Sept instants, deux siècles et demi. Le Palais de Justice traverse le temps comme un décor immuable pendant que les quatre figures se renouvellent à chaque génération — des bâtisseurs de 1800 aux pionniers de 2034. Chaque tirage est un manifeste : la pop culture n'est pas un accident de l'histoire, c'est son fil continu.
Tout commence par une idée simple : et si les quatre silhouettes les plus célèbres de l'histoire du rock traversaient un passage piéton caennais ? La Place Fontette, avec son ancien Palais de Justice et son atmosphère intemporelle, s'est imposée comme l'évidence. Un hommage à Abbey Road — sans jamais reproduire les visages originaux.

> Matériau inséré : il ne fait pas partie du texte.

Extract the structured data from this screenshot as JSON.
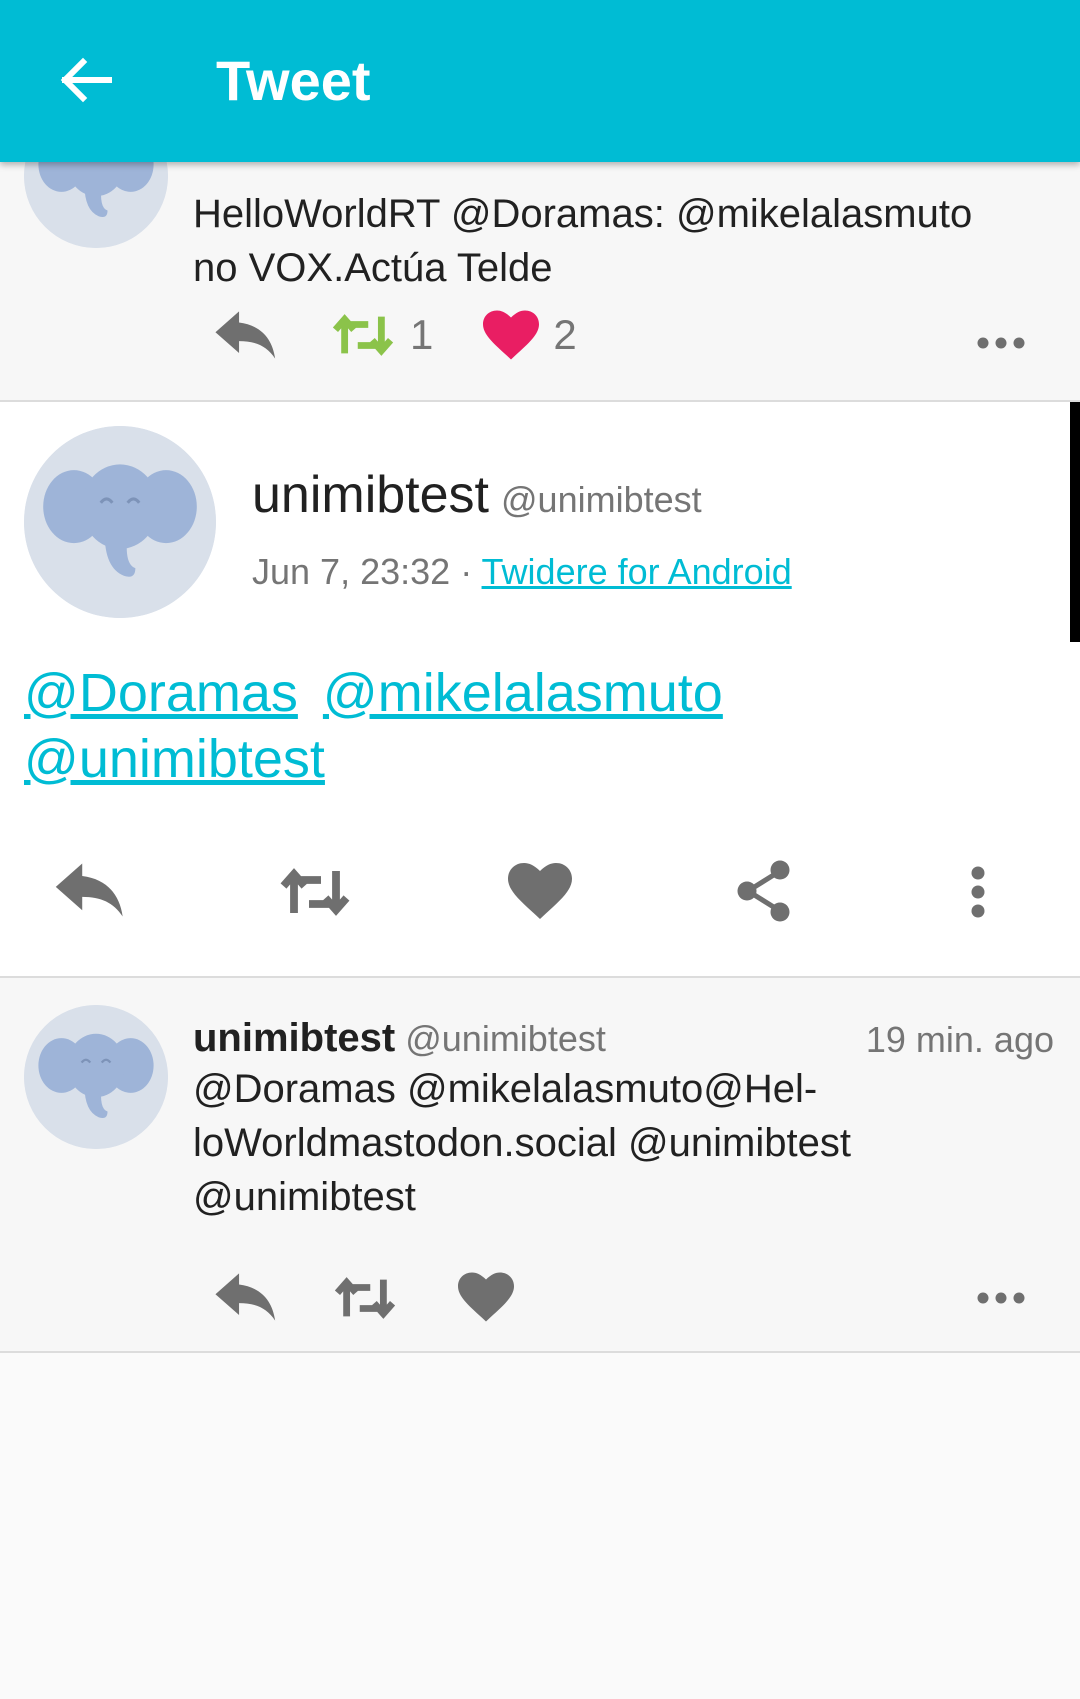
{
  "appbar": {
    "title": "Tweet",
    "background": "#00BCD4",
    "back_icon": "arrow-left-icon"
  },
  "parent_tweet": {
    "text_lines": [
      "HelloWorldRT @Doramas: @mikelalasmuto",
      "no VOX.Actúa Telde"
    ],
    "retweet_count": "1",
    "like_count": "2",
    "retweet_color": "#8BC34A",
    "like_color": "#E91E63"
  },
  "main_tweet": {
    "name": "unimibtest",
    "handle": "@unimibtest",
    "timestamp": "Jun 7, 23:32",
    "separator": "·",
    "source": "Twidere for Android",
    "mentions": [
      "@Doramas",
      "@mikelalasmuto",
      "@unimibtest"
    ],
    "actions": [
      "reply-icon",
      "retweet-icon",
      "heart-icon",
      "share-icon",
      "more-vert-icon"
    ]
  },
  "reply_tweet": {
    "name": "unimibtest",
    "handle": "@unimibtest",
    "time": "19 min. ago",
    "text_lines": [
      "@Doramas @mikelalasmuto@Hel-",
      "loWorldmastodon.social @unimibtest",
      "@unimibtest"
    ]
  },
  "colors": {
    "link": "#00BCD4",
    "secondary_text": "#757575",
    "icon": "#6f6f6f"
  }
}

Puis une question a émergé, plus vertigineuse : pourquoi s'arrêter à 1969 ? Le Palais de Justice s'élève depuis 1783. Caen continuera d'exister après nous. La traversée pouvait devenir un manifeste — non pas un instantané figé mais un fil continu à travers le temps. L'idée de la série des époques est née.
La série se lit comme trois chapitres qui dialoguent entre eux. Chacun éclaire les autres par contraste ou par écho.
Les bâtisseurs du tournant du XIXe siècle ne le savent pas encore, mais ils construisent un futur décor iconique. Commencé en 1783, le Palais de Justice sort de terre pendant que la France vit sa Révolution et entre dans le Consulat. Ciel d'orage, chariots tirés par des chevaux, pavés en devenir. Ici, la traversée est littérale : celle des ouvriers, des architectes, des tailleurs de pierre. Le passage piéton n'existe pas, il n'y a que la boue. Caen se prépare sans le savoir.
Quatre versions du même instant. La DS Citroën en 69, les quatre silhouettes dans leur patine seventies, le grand angle qui embrasse tout, les voitures vintage alignées. C'est le cœur battant de la série — l'hommage direct à la pochette qui a défini une esthétique. Chaque variation propose une lecture du mythe : documentaire, contemplative, architecturale, nostalgique. Le même passage, quatre lumières, quatre vérités.
1999 : walkman à la ceinture, Motorola à rabat, Game Boy Color, appareil photo jaune — la technologie devient portable, les Beatles sont déjà légende. 2034 : tablette transparente, drone de poche, lunettes AR, hoverboard — le Palais de Justice se pare de LEDs turquoise. La pop culture ne meurt pas, elle mute. Elle garde son geste — traverser — et change ses outils.
Un décor traverse le temps. Des silhouettes le traversent. Tout passe. La légende reste.